Another example of twin power that creates double trouble comes from a set of 4 ½ year old identical twins. Nicknamed by their father as “Hug and Slug” these boys were very connected to one another’s moods. One day the younger twin by three minutes was getting in trouble at preschool for being disruptive. His older brother came to the rescue and told Hug to run away with him. When they were captured, the preschool director asked them to leave her preschool. At the next preschool double trouble fueled by twin power happened again. This time Slug was in trouble for not listening, so Hug told him to run away with him and they did. Again they were asked to leave this preschool. After five months at home with mom or dad or the babysitter, these boys managed to stay in school and they are very happy in kindergarten where there are five sets of twins. I ask myself, Did they get tired of playing with each other and need different friends? Or did they mature?
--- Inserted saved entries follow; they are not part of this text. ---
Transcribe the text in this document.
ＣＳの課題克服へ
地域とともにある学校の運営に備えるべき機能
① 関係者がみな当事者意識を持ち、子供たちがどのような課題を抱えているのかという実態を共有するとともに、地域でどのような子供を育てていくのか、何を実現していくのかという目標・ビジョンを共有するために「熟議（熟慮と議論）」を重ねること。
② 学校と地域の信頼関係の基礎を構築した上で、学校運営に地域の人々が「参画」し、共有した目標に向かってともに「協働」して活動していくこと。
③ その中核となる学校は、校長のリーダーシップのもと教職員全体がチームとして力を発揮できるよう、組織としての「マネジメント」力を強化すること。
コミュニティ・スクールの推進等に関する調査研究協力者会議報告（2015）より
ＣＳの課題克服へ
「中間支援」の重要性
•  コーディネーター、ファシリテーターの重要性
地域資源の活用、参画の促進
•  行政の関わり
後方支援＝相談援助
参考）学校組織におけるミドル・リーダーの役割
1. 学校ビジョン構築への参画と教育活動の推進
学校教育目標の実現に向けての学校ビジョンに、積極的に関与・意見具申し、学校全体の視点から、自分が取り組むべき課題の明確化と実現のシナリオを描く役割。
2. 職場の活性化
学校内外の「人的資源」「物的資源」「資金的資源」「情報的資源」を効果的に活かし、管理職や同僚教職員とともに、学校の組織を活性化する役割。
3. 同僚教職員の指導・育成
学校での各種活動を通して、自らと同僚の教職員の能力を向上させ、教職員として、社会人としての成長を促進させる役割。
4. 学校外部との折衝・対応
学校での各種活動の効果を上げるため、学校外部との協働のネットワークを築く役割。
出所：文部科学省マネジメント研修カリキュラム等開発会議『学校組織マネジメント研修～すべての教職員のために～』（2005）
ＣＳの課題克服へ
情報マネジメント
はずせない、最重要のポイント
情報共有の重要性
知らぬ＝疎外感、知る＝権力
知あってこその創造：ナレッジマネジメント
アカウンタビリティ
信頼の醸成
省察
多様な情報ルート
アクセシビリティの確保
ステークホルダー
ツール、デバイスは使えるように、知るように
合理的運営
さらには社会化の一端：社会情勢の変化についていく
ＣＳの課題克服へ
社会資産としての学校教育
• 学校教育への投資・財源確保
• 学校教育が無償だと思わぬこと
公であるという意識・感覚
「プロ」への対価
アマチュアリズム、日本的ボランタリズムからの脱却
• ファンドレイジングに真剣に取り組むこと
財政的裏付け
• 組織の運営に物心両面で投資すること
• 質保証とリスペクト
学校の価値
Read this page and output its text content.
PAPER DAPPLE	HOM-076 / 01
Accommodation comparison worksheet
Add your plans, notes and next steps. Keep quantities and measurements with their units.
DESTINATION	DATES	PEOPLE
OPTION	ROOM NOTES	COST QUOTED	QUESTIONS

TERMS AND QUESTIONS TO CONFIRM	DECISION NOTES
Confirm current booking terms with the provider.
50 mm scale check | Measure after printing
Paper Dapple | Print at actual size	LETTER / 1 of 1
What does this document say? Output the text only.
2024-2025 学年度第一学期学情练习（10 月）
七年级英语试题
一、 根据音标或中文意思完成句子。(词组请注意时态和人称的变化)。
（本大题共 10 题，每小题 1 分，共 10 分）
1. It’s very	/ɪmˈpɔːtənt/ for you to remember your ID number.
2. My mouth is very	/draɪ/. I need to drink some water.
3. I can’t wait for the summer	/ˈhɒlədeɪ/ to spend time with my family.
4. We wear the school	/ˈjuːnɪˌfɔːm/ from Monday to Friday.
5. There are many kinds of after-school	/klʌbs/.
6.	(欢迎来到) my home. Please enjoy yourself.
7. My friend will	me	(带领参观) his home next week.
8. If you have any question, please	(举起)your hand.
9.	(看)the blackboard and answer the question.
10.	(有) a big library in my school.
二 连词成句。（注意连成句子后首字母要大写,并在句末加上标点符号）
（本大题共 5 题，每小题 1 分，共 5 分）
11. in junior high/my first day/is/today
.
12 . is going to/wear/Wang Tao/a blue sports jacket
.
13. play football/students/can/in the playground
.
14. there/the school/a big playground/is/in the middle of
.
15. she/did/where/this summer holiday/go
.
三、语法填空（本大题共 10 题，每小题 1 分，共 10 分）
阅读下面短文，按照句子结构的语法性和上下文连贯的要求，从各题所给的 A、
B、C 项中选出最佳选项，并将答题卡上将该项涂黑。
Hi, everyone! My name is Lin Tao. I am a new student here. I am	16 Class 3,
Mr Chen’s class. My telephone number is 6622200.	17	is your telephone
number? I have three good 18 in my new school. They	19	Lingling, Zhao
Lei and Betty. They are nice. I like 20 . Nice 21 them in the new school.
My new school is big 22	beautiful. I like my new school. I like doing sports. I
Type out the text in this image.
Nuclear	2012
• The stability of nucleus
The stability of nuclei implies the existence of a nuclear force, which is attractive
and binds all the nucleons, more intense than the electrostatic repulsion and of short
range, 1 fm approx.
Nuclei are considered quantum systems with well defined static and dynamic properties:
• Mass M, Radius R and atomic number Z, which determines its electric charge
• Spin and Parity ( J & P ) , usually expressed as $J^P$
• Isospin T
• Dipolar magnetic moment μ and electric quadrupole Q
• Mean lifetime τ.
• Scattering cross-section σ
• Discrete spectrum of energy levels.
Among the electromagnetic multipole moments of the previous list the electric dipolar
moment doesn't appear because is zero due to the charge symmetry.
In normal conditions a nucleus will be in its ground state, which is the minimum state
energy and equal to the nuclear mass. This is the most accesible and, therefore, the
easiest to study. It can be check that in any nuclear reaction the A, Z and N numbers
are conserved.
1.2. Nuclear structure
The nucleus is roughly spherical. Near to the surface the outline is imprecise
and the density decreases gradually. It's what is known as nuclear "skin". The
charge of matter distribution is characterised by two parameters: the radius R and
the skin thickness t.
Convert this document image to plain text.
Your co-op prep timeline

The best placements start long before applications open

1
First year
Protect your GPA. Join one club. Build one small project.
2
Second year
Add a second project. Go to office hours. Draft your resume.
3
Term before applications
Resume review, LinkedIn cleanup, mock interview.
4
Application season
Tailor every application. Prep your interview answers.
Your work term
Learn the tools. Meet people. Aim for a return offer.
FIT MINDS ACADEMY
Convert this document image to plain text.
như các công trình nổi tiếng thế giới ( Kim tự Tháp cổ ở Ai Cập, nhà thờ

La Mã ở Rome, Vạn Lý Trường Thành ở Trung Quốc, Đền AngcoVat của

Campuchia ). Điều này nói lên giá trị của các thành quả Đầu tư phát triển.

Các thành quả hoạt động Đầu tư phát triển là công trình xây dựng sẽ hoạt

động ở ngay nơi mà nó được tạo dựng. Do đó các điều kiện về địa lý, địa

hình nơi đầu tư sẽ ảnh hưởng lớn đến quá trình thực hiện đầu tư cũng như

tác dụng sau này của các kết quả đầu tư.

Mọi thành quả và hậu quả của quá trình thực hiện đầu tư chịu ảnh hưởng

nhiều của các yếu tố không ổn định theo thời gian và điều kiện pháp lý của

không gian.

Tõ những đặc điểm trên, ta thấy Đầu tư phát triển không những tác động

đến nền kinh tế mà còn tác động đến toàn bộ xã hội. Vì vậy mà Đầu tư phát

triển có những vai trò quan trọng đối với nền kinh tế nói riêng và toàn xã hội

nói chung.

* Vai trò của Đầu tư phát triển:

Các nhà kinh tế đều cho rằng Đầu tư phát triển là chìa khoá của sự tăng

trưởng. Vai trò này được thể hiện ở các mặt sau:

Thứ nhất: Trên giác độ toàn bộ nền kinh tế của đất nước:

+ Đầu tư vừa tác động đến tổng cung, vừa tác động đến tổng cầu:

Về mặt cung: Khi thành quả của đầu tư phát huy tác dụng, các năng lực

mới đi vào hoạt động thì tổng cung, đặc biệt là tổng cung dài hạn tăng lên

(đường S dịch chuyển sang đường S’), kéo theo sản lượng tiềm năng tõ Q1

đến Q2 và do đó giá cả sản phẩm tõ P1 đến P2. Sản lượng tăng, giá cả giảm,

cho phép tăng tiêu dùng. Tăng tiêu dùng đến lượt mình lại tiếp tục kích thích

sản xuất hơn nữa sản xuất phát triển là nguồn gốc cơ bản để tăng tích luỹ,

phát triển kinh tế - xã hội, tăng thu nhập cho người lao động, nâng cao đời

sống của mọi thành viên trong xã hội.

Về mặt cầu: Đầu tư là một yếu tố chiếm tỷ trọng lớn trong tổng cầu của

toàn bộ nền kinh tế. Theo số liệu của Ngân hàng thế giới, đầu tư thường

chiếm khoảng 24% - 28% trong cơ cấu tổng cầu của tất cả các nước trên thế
Learning to respect authority figures and understanding right and wrong clearly seems to contain or limit double trouble. Although twin power seems to be under control and double trouble diminishes, the strength of the twin rule-making or rule-breaking loop endures, hiding from the view of non-twins.
Funny twin stories like switching identities to trick people or to cover for one another are well known. Identical twins are at an advantage when they need to show up for their twin sister or brother’s history or math exam. My sister took my Hebrew school exam and I helped her get a good grade in French. I could go on about how we had fun tricking others. As twins age twin power can turn into twin care and concern and even deeply helpful and healing actions or reactions. Unfortunately, because twins have so much closeness and deep expectations for one another, twin power can lead to disappointment, anger and then slowly to estrangement.
Closeness and caring lead to interdependence and unspoken demands, which are rooted in twin power. While this is a shocking example I will use it to get my point across. Twin A is in love with the president of the High School class and so is twin B. They fight and A goes to the prom with Mr. President and starts a brief romantic relationship that ends when college starts. But this competition is not over with. Twin B meets up with Mr. President at college and has an affair with him. She asks her sister for forgiveness and she gets forgiveness. Sounds weird. But a boundaryless type of deep sharing and understanding really happens in many different ways. Non-twins will think a lack of boundaries is not okay but twins see the subtleties.
I must conclude that double trouble is about entwined ego boundaries, which leads to the side effect of not appreciating the difference between right and wrong. In adulthood double trouble is a reflection of the existence of twin power. A perfect example is giving your twin too much of your own “stuff” or crumbling over how they disappointment you. Certainly this happens on a day to day basis in young adulthood. And, as twins age, over-sharing or over-involvement recedes into the background. Twin power is a form of primary attachment and creates unique, far out and convoluted solutions to problems.